Amanhã, segunda-feira, todas as atenções irão estar concentradas no Parlamento, onde decorre um episódio decisivo: o ministro do Trabalho, Solidariedade e Segurança Social, Vieira da Silva, uma das figuras mais respeitadas do actual Governo, vai ser ouvido pelos deputados sobre as suas controversas relações com a instituição que foi, na última semana, o tema quase exclusivo das conversas em Portugal. Já se fala, inclusivamente, numa hipótese de demissão, tendo em conta a fragilidade política a que o ministro está exposto – e que, a acontecer, seria o mais sério abalo sofrido pelo Governo de António Costa.
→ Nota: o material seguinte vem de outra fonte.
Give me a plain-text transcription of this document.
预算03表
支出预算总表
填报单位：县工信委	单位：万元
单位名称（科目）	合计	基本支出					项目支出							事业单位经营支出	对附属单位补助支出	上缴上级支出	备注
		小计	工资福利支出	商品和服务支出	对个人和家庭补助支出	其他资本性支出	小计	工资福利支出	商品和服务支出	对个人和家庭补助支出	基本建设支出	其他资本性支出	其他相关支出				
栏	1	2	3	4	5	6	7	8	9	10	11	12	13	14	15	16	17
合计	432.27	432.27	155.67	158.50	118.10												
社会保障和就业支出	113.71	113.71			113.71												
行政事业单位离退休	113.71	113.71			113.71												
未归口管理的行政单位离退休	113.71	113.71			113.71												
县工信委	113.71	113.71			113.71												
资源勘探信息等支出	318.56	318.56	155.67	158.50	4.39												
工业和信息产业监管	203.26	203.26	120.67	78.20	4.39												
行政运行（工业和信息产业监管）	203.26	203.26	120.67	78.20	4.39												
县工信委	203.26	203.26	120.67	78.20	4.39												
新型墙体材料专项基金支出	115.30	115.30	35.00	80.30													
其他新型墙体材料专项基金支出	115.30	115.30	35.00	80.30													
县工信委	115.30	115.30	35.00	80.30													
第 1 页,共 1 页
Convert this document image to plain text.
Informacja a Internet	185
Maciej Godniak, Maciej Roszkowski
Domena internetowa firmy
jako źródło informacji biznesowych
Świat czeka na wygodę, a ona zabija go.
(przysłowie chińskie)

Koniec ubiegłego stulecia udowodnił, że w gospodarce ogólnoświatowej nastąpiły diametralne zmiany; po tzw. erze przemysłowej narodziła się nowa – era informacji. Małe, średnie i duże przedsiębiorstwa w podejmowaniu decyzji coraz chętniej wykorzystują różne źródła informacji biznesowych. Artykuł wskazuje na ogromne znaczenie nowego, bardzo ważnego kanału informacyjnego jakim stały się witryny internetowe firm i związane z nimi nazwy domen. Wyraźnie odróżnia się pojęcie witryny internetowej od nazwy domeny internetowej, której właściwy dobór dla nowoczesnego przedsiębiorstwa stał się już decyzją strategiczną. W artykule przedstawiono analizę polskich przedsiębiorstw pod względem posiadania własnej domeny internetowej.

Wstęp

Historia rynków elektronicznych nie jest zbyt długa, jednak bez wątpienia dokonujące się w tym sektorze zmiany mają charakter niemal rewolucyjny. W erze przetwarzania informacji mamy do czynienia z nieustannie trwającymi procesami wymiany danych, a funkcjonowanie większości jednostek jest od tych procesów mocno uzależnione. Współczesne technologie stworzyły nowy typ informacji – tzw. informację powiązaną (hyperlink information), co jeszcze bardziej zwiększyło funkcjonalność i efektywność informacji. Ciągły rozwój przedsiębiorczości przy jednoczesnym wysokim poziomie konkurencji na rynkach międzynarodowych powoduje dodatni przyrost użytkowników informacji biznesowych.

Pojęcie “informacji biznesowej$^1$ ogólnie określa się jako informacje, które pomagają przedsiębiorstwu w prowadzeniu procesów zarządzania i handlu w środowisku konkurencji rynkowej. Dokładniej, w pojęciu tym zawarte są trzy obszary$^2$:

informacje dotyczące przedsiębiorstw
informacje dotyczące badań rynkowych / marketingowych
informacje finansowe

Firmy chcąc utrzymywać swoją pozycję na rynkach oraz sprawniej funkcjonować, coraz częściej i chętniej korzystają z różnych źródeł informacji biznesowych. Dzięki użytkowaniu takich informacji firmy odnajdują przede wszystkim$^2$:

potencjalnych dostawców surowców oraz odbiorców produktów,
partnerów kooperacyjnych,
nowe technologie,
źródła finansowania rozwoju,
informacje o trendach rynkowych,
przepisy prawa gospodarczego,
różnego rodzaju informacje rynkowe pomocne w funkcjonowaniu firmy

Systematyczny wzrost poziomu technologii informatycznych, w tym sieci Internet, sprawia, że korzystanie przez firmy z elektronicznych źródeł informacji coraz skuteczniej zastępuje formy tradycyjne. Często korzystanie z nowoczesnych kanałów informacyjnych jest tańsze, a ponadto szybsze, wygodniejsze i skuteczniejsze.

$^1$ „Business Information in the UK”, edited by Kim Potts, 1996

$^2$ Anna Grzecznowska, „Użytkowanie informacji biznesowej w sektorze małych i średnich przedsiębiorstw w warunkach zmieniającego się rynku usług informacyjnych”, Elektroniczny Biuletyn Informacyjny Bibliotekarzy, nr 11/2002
O enredo desta telenovela real, que se tornou público a partir de uma reportagem da TVI, é já amplamente conhecido e nele se misturam alguns ingredientes das telenovelas propriamente ditas: a personagem principal, uma mulher, toma a iniciativa de lançar uma organização de indiscutível utilidade pública numa área mal coberta pelo Estado, mas os nobres propósitos da instituição acabam por ser corrompidos pelos jogos de poder, conflitos internos, nepotismo, aproveitamento pessoal e artes de manipulação em que se destaca essa personagem principal. E é aí que também aparecem as clássicas relações promíscuas com o mundo político, envolvendo um membro do Governo já demitido e comprometendo o ministro mencionado e a sua mulher, deputada do PS, devido a relações anteriores com a instituição agora sob suspeita de graves irregularidades.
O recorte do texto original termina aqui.